4. Geographic and political patterns within the country
County-level analyses show striking divergences: NPR and other outlets found that since widespread vaccine availability (around May 2021), counties that voted heavily for Trump experienced substantially higher COVID death rates than Biden counties — roughly 2.7–3 times higher in several analyses — and this gap persisted even after controlling for age [8] [9]. NBC and Rolling Stone summarized similar regional disparities showing higher mortality in many pro-Trump counties in the post-vaccine era [10] [9].

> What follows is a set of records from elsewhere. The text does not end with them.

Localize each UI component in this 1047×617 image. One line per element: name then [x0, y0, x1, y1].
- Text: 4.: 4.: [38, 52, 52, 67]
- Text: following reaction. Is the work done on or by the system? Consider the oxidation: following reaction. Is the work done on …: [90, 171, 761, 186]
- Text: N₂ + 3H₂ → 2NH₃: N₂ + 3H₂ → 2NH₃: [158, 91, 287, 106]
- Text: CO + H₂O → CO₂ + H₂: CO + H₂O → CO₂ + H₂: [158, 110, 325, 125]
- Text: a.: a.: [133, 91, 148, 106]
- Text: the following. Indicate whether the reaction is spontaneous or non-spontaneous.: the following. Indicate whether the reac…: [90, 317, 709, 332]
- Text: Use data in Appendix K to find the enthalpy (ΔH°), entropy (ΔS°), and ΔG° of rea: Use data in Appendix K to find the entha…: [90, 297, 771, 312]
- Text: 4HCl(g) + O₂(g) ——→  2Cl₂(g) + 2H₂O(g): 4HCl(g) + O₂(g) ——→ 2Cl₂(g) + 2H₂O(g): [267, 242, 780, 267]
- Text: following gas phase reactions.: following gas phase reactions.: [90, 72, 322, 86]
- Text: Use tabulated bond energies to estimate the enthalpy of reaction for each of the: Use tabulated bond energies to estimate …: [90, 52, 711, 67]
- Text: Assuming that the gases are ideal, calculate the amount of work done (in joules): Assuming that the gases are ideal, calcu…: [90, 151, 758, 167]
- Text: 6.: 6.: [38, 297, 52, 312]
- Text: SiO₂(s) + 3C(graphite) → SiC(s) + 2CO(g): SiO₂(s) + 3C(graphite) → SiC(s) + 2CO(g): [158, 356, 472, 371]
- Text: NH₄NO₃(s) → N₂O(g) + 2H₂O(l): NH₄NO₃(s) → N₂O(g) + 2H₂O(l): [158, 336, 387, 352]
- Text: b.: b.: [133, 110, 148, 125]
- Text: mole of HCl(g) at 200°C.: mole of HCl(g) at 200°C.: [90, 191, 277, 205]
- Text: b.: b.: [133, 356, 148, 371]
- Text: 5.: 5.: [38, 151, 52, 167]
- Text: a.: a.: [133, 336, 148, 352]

5. Causes and competing explanations for county-level gaps
NPR and follow-up reporting attribute much of the county-level divergence to lower vaccination rates and the spread of misinformation in some pro-Trump areas; those reports say differences in vaccine uptake and behavior explain much of the higher death rates rather than federal policy alone [8] [9]. KFF and Scientific American emphasize that availability of treatments, timing of variant waves, and public-health capacity also shape mortality independently of who occupies the White House [6] [7].
6. Political uses of the numbers: narrative, nuance, and misinformation risks
Fact-checking organizations and Health Feedback note the political weaponization of simple tallies: the “more deaths under Biden” phrasing has circulated as a partisan talking point despite the complexity of timelines and drivers [3] [1]. Media outlets documented how different actors (campaigns, commentators) invoked raw counts to support claims while critics warned that the comparison omits key context [11] [12].
7. What a careful reader should take away
Raw counts are factual but incomplete: yes, cumulative deaths after Jan. 20, 2021 eventually exceeded those before that date according to CDC-based tallies cited by FactCheck and others [1] [5], yet multiple analysts and review organizations caution that those totals do not by themselves prove superior or inferior presidential performance because of differing time spans, variant dynamics, vaccination rollout, treatments and county-level behavioral differences [2] [3] [6]. For policy assessment, compare rates, timing, vaccination and treatment coverage, and local outcomes rather than relying on headline death totals alone [6] [8].
Limitations: available sources do not mention an exhaustive, single peer‑reviewed study that quantifies exactly how much each factor (policy, vaccine uptake, misinformation, variants) contributed to the deaths assigned to each presidential period; readers should treat causal attributions accordingly (not found in current reporting).